1. I'm not a fan of having `/etc/sos/cleaner/default_mapping`, or any individual private mapping files, having every password we come across stored in plain text in it. That then becomes a very attractive target for ex-filtration, especially if a `default_mapping` is built up over time on the same system.

This makes sense. I agree that if we used a direct cleaner cleaner/mapper for these purposes, we shouldnt write the mapping anywhere due to that reason. And generate it on the fly on every sos run. Which makes subsequent sosreport archives inconsistent wrt. the mapping - hence my proposed feature is less usable.

2. If a password is used twice, then both will map to the same `obfuscatedwordX` string. Now, even in an obfuscated sos report, a malicious actor could at the very least determine that the same password is being re-used in multiple places. Even if those passwords are scrubbed, that's valuable data.

EDIT: I think one course we have here would be to loop in security teams/minds from Red Hat and Canonical for input on this.

Good point if we would go the obfuscatedwordX way. Now it rather seems that 1) the feature would have its limitation (on inconsistent mapping on subsequent sos runs), 2) we would have to customize/parametrize the cleaner in several ways such that I do not see much benefit in this approach. As the "code deduplication" would require more amending of cleaner just for this use case, than the duplicit/similar code size is.

Until there is some simple enhancement of sos cleaner, I would prefer (not demand, just prefer) "in place" changes in Plugin class directly.

pmoravec commented 3 years ago

Bit related point: re.subn (that we use nowadays) is tragically inefficient in processing long lines. There is a real use case behind this that I restricted to re.subn performance problem.

Having a file with 100k chars on one line (like JSON without newlines), it starts to affect overall execution times. See testing script:

import codecs
import sys
import re
if (len(sys.argv) < 2):
  print("missing argument with filename")

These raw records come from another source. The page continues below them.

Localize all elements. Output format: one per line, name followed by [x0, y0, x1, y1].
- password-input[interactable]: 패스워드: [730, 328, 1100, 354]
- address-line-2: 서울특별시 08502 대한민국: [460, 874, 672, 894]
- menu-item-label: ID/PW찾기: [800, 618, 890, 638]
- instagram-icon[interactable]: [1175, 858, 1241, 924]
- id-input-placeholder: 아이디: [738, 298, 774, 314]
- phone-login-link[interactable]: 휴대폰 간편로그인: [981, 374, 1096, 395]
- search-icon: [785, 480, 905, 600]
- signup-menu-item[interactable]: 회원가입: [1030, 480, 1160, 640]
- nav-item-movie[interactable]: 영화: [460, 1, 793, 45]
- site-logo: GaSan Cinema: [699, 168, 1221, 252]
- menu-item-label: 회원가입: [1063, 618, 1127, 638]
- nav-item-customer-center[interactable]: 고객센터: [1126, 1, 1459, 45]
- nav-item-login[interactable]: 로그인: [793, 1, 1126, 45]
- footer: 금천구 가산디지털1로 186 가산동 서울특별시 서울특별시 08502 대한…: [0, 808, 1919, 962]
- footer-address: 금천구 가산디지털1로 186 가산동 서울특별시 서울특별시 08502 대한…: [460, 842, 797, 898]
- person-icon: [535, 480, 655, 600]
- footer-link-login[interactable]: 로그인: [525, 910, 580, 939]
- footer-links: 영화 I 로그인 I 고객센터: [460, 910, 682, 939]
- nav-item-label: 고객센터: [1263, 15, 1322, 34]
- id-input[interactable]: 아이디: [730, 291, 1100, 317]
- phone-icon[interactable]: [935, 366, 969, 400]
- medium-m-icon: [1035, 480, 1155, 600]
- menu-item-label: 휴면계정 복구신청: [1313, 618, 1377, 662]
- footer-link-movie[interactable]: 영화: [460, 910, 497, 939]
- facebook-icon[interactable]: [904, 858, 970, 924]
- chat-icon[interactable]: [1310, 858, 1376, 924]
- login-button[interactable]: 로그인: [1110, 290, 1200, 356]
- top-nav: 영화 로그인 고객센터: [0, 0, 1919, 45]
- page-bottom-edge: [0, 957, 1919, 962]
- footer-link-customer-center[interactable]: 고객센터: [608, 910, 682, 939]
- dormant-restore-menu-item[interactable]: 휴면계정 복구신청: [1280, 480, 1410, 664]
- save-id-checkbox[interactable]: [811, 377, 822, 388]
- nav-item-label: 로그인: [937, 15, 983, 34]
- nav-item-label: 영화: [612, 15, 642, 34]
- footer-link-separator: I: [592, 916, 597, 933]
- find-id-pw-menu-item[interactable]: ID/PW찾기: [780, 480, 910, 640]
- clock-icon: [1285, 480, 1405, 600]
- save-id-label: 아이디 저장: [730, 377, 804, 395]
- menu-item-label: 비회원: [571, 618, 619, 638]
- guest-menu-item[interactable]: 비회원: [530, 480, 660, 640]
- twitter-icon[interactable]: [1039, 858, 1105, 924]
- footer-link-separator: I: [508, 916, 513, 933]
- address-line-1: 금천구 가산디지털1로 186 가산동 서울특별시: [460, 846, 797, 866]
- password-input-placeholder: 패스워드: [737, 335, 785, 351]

content = codecs.open(sys.argv[1], "r", encoding='utf-8', errors='ignore').read()
regexp = r"(.*password=)(\S*)"
subst = "\1********"
_, replacements = re.subn(regexp, subst, content)
print("%s replacements" % replacements)

Then prepare a 100k file, once split to 1000lines and once one the only line:

for i in $(seq 1 1000); do echo "aaaaaaaaaaaaaaaaaaaaaaaaaaaaaaaaaaaaaaaaaaaaaaaaaaaaaaaaaaaaaaaaaaaaaaaaaaaaaaaaaaaaaaaaaaaaaaaaaaaa"; done > aas.100k.txt
cat aas.100k.txt | tr '\n' ' ' > aas.100k.oneline.txt

Compare the script on both inputs:

# time python3 test_re_subn.py aas.txt 
0 replacements

real    0m0.109s
user    0m0.050s
sys 0m0.040s
#
# time python3 test_re_subn.py aas.oneline.txt 
0 replacements

real    0m7.942s
user    0m7.924s
sys 0m0.014s
#

Having 200kB file instead of 100kB, oneline file took 50seconds(!) instead of 0.1s for multi-line input.

So when we will implement this issue, we shall get into consideration also this huge inefficiency.

pmoravec commented 3 years ago

Taking it back, our fault in virtwho plugin: #2527.